Abstract

Glass surface micromachining with simultaneous redeposition of nanomaterials in the vicinity of machined microscale trenches is achieved using a picosecond laser of visible wavelength in ambient air. After investigating the spatial distribution of redeposited nanomaterials by a unit discrete laser micromachining line, multi-line patterns machined with variable interline separations are characterized using optical and scanning electron microscopes. For large interline separations, laser machined debris was redeposited in the form of web-like nanofibrous aggregates with significant spatial variation in density. Reduced separations improved spatial uniformity but the increased material density induced noticeable conversion from web-like nanofibrous to fractal-like nano-cauliflower structures. In this way, picosecond laser machining processes enabled a single-step fabrication of multi-hierarchical micro/nanostructures on arbitrary glass surface areas with tunable nanomaterial structures.

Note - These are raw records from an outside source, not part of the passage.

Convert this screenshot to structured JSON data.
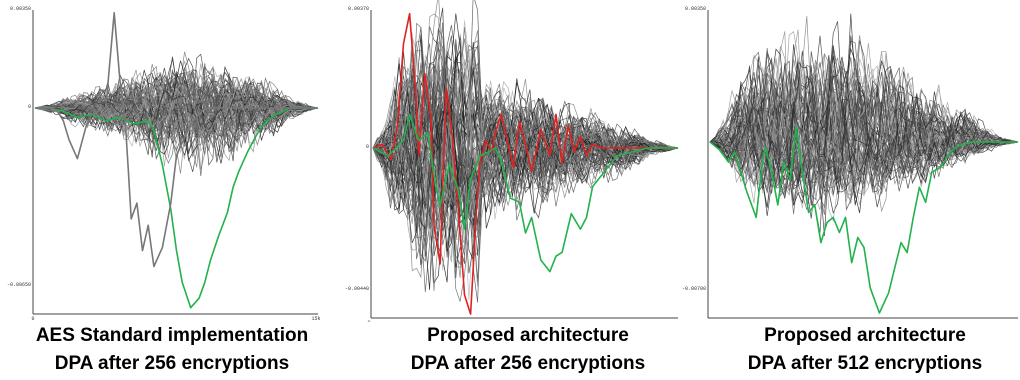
{
  "chart_data": [
    {
      "type": "line",
      "title": "",
      "xlabel": "",
      "ylabel": "",
      "y_tick_labels": [
        "0.00350",
        "0",
        "-0.00650"
      ],
      "x_tick_labels": [
        "0",
        "15k"
      ],
      "caption_line1": "AES Standard implementation",
      "caption_line2": "DPA after 256 encryptions",
      "n_background_traces": 90,
      "highlight_series": [
        {
          "color": "#22b24c",
          "x": [
            0,
            5,
            10,
            15,
            20,
            25,
            30,
            35,
            40,
            42,
            45,
            48,
            50,
            52,
            55,
            58,
            60,
            62,
            65,
            68,
            70,
            72,
            75,
            78,
            80,
            82,
            85,
            88,
            90,
            95,
            100
          ],
          "y": [
            0,
            0,
            -0.0001,
            -0.0003,
            -0.0002,
            -0.0004,
            -0.0003,
            -0.0005,
            -0.0004,
            -0.0007,
            -0.0018,
            -0.0032,
            -0.0045,
            -0.0055,
            -0.0063,
            -0.006,
            -0.0055,
            -0.0048,
            -0.004,
            -0.0033,
            -0.0025,
            -0.002,
            -0.0014,
            -0.0009,
            -0.0006,
            -0.0004,
            -0.0002,
            -0.0001,
            0,
            0,
            0
          ]
        },
        {
          "color": "#777777",
          "x": [
            0,
            3,
            6,
            8,
            10,
            12,
            15,
            18,
            20,
            25,
            28,
            30,
            32,
            33,
            34,
            36,
            38,
            40,
            42,
            45,
            48,
            50,
            55,
            60,
            70,
            80,
            90,
            100
          ],
          "y": [
            0,
            0,
            0,
            -0.0001,
            -0.0004,
            -0.001,
            -0.0016,
            -0.0006,
            -0.0002,
            0,
            0.0034,
            0.001,
            -0.0006,
            -0.002,
            -0.0035,
            -0.003,
            -0.0045,
            -0.0037,
            -0.005,
            -0.0044,
            -0.003,
            -0.0015,
            -0.0005,
            0,
            0,
            0,
            0,
            0
          ]
        }
      ],
      "ylim": [
        -0.0065,
        0.0035
      ]
    },
    {
      "type": "line",
      "title": "",
      "xlabel": "",
      "ylabel": "",
      "y_tick_labels": [
        "0.00370",
        "0",
        "-0.00440"
      ],
      "x_tick_labels": [
        "0"
      ],
      "caption_line1": "Proposed architecture",
      "caption_line2": "DPA after 256 encryptions",
      "n_background_traces": 90,
      "highlight_series": [
        {
          "color": "#dd2222",
          "x": [
            0,
            3,
            6,
            8,
            10,
            12,
            14,
            15,
            17,
            19,
            20,
            22,
            24,
            26,
            28,
            30,
            32,
            34,
            35,
            37,
            39,
            40,
            42,
            44,
            46,
            48,
            50,
            52,
            55,
            58,
            60,
            62,
            64,
            66,
            68,
            70,
            72,
            75,
            78,
            80,
            85,
            90,
            95,
            100
          ],
          "y": [
            0,
            0.0001,
            -0.0003,
            0.0006,
            0.0028,
            0.0036,
            0.0015,
            -0.0002,
            0.002,
            0.0008,
            -0.002,
            -0.003,
            0.0016,
            0.0003,
            -0.0016,
            -0.0038,
            -0.0043,
            -0.0015,
            -0.0004,
            0.0002,
            -0.0001,
            0.0004,
            0.0009,
            0.0002,
            -0.0005,
            0.0007,
            0.0001,
            -0.0006,
            0.0005,
            -0.0002,
            0.0009,
            -0.0004,
            0.0006,
            -0.0001,
            0.0003,
            -0.0002,
            0.0001,
            0,
            0,
            0,
            0,
            0,
            0,
            0
          ]
        },
        {
          "color": "#22b24c",
          "x": [
            0,
            5,
            10,
            12,
            15,
            18,
            20,
            22,
            25,
            28,
            30,
            32,
            35,
            38,
            40,
            42,
            45,
            48,
            50,
            52,
            55,
            58,
            60,
            62,
            65,
            68,
            70,
            72,
            75,
            78,
            80,
            85,
            90,
            95,
            100
          ],
          "y": [
            0,
            -0.0002,
            0.0002,
            0.0009,
            0.0002,
            0.0004,
            -0.0007,
            -0.0015,
            -0.0004,
            -0.0011,
            -0.0021,
            -0.0008,
            -0.0002,
            -0.0001,
            0,
            -0.0003,
            -0.0013,
            -0.0014,
            -0.0022,
            -0.0018,
            -0.0029,
            -0.0032,
            -0.0028,
            -0.0027,
            -0.0017,
            -0.0021,
            -0.0018,
            -0.001,
            -0.0007,
            -0.0004,
            -0.0002,
            -0.0001,
            0,
            0,
            0
          ]
        }
      ],
      "ylim": [
        -0.0044,
        0.0037
      ]
    },
    {
      "type": "line",
      "title": "",
      "xlabel": "",
      "ylabel": "",
      "y_tick_labels": [
        "0.00350",
        "-0.00700"
      ],
      "x_tick_labels": [],
      "caption_line1": "Proposed architecture",
      "caption_line2": "DPA after 512 encryptions",
      "n_background_traces": 90,
      "highlight_series": [
        {
          "color": "#22b24c",
          "x": [
            0,
            3,
            6,
            8,
            10,
            12,
            15,
            17,
            18,
            20,
            22,
            24,
            26,
            28,
            30,
            32,
            34,
            36,
            38,
            40,
            42,
            44,
            46,
            48,
            50,
            52,
            55,
            58,
            60,
            62,
            64,
            66,
            68,
            70,
            72,
            75,
            78,
            80,
            82,
            85,
            88,
            90,
            95,
            100
          ],
          "y": [
            0,
            -0.0003,
            -0.0008,
            -0.0004,
            -0.0012,
            -0.002,
            -0.003,
            -0.0008,
            -0.0002,
            -0.0012,
            -0.0025,
            -0.0008,
            -0.0015,
            0.0004,
            -0.0012,
            -0.0028,
            -0.0025,
            -0.004,
            -0.0032,
            -0.003,
            -0.0036,
            -0.003,
            -0.0048,
            -0.0038,
            -0.0042,
            -0.0058,
            -0.0068,
            -0.006,
            -0.005,
            -0.004,
            -0.0044,
            -0.003,
            -0.0018,
            -0.0024,
            -0.0012,
            -0.001,
            -0.0004,
            -0.0002,
            -0.0001,
            0,
            0,
            0,
            0,
            0
          ]
        }
      ],
      "ylim": [
        -0.007,
        0.0035
      ]
    }
  ]
}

Based on the wetting behavior on patterned surfaces in ambient air by using the patterned surfaces as Wilhelmy plates in force-displacement measurements and in-situ optical microscope inspection, we find that contact angle hysteresis is suppressed for surfaces patterned with sufficiently small line separations due to the water infusion in the deposited nanomaterials. The studied laser processing method can be potentially employed for fast and effective fabrication of liquid infused surfaces with complex microscale patterns combined with controllable nanofeatures.